黄水仙小心翼翼的揣摩丈夫的脸色,几分心虚几分内疚的问:“咋啦咋啦,怎么走得那么急?”
牛进仓如实说的,因为正好赶上趟了。
人家售票员还说城里大修路,趁着早上还没开工能从施工现场过不用绕路,他就走了啊。
黄水仙变脸也快,立马下死手掐人胳膊内的软肉。
老太太开了腔:“来都来了,上市里头吃饭去。”
一家子不约而同的又吞了下口水.....
真的,这年头最时髦的事就是下馆子,上外头吃饭对谁都有莫大的吸引力。
徐春娇掏啊掏,下一秒掏出来几张干巴毛票。
今儿是临时出门,没准备好。
黄水仙倒是掏出来几张粮票。
今儿刚从食客手里头收上来就忙着出门找人,没来得及放钱箱子里头呢。
这会就离市里头就差临门一脚,又舍不得花牛进仓的全国粮票,最后一大家子进了市直奔国营饭店。
二两粮票七分钱的烧饼,和一两粗粮票,也是七分钱的油条没舍得下手,最后直奔五分钱二两粮票去的。
一大家子人手一个夯实的馒头蹲路边啃。
可能这两年跟着老太太注意起吃来,这一个个从大到小觉得好事也得吃一顿庆祝,坏事也得吃一顿鼓劲儿,聚首少不了搓一顿,就连分别也得一家人一起吃顿饭,心里头才踏实。
吃了饭,牛进棚把亲哥送码头去了.....
今儿大家都是脑子一热携家带口来的,还带了别人家的娃儿呢,晚上夜路可不好走。
牛进仓的运气今儿也真事好,又买着当天的,即可就能走的船票。
一大家子从老到小太扎眼了,好几个等船的来唠嗑,问问是送亲人啊?
徐春娇说对啊,一个个指过去,“我二儿子,我大儿媳,我闺女,我女婿,我几个孙子孙女”
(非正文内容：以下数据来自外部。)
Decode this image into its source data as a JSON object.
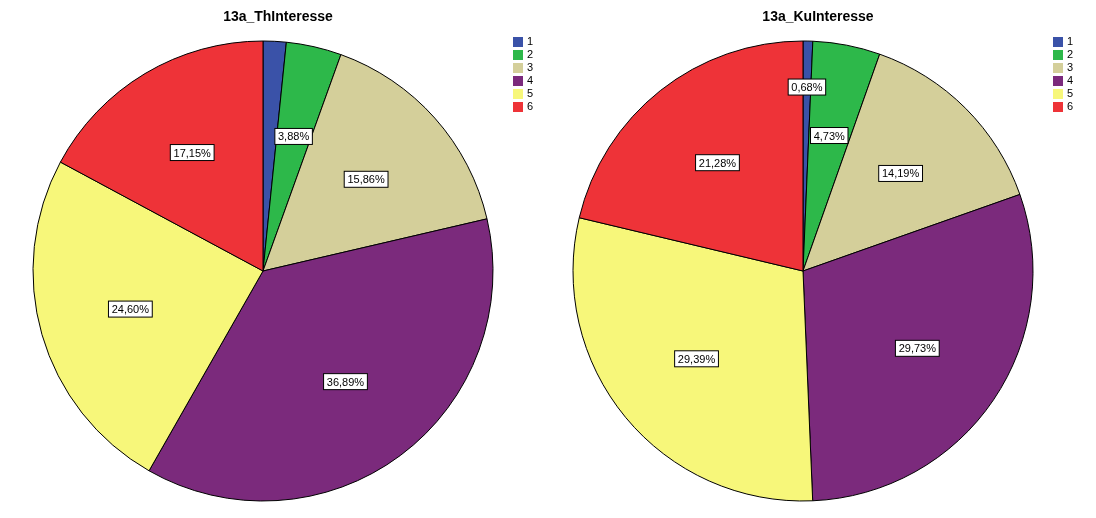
{
  "chart_data": [
    {
      "type": "pie",
      "title": "13a_ThInteresse",
      "categories": [
        "1",
        "2",
        "3",
        "4",
        "5",
        "6"
      ],
      "values": [
        1.62,
        3.88,
        15.86,
        36.89,
        24.6,
        17.15
      ],
      "value_labels": [
        null,
        "3,88%",
        "15,86%",
        "36,89%",
        "24,60%",
        "17,15%"
      ],
      "colors": [
        "#3a52a8",
        "#2db84a",
        "#d4cf9a",
        "#7b2a7c",
        "#f7f77a",
        "#ee3338"
      ],
      "legend": "top right"
    },
    {
      "type": "pie",
      "title": "13a_KuInteresse",
      "categories": [
        "1",
        "2",
        "3",
        "4",
        "5",
        "6"
      ],
      "values": [
        0.68,
        4.73,
        14.19,
        29.73,
        29.39,
        21.28
      ],
      "value_labels": [
        "0,68%",
        "4,73%",
        "14,19%",
        "29,73%",
        "29,39%",
        "21,28%"
      ],
      "colors": [
        "#3a52a8",
        "#2db84a",
        "#d4cf9a",
        "#7b2a7c",
        "#f7f77a",
        "#ee3338"
      ],
      "legend": "top right"
    }
  ]
}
一趟下来,周边人除了要上船走的那个不知道,这一大家子谁是谁都认了个遍。
正儿八经的送人离开,一大家子心就稳当了。
本想着速度快点早点到家,结果半路被一伙知青拦了车。
为首的一个男知青紧张兮兮的问;“你们是来镇压知青的吗?”
那群知青眼神直往后车厢瞄。
这群人不对劲,浑身上下充满了危险的亢奋,面颊微微抽搐,眼睛里头有凶光,甚至都没法安静的站着,一直在踱步。
徐春娇麻溜开口,“哪跟哪啊,我们一家子!”
大妞从挡风玻璃探出头来,喊,“爸,奶奶?”
那群知青表情陡然放松,一群人呼啦啦的散开,又都不好意思的笑了笑。
这居然不是个例。
从市里头回到镇子上,竟被拦了三次。
徐春娇大致能猜到时怎么回事,其他人也瞧出不对劲,一路上倒是没咋的说话。
回到了镇子,婆媳两又再骑着车载着孩子回了家。
先锋生产队风平浪静,社员们都已经记了工分收工回家。
黄水仙送苟宋回家的时候听说文件下来了,知青可以回城,不过只批未婚,结婚的暂时按兵不动,如果是和本地人嫁娶,那么也可以回去,就是只能带一个孩子走....
人就想通了路上是咋回事,心急火燎的要回去跟婆婆说。
才到荒屋就听见徐水生和老太太说的就是这么一回事。
晌午刚得到的消息,下午就有两队知青来打离婚报道。
徐水生头疼得要命....
都说了先观望,上边只是说暂时不处理已经结婚的知青,保不齐后头政策改了呢。
说了也不听,死活要离婚。
问孩子怎么办,还是咬准了一定要离婚。
“姑,你明儿上班可要小心啊”徐水生担忧说;“现在那些知青脑子里不想别的,别叫人欺负了。”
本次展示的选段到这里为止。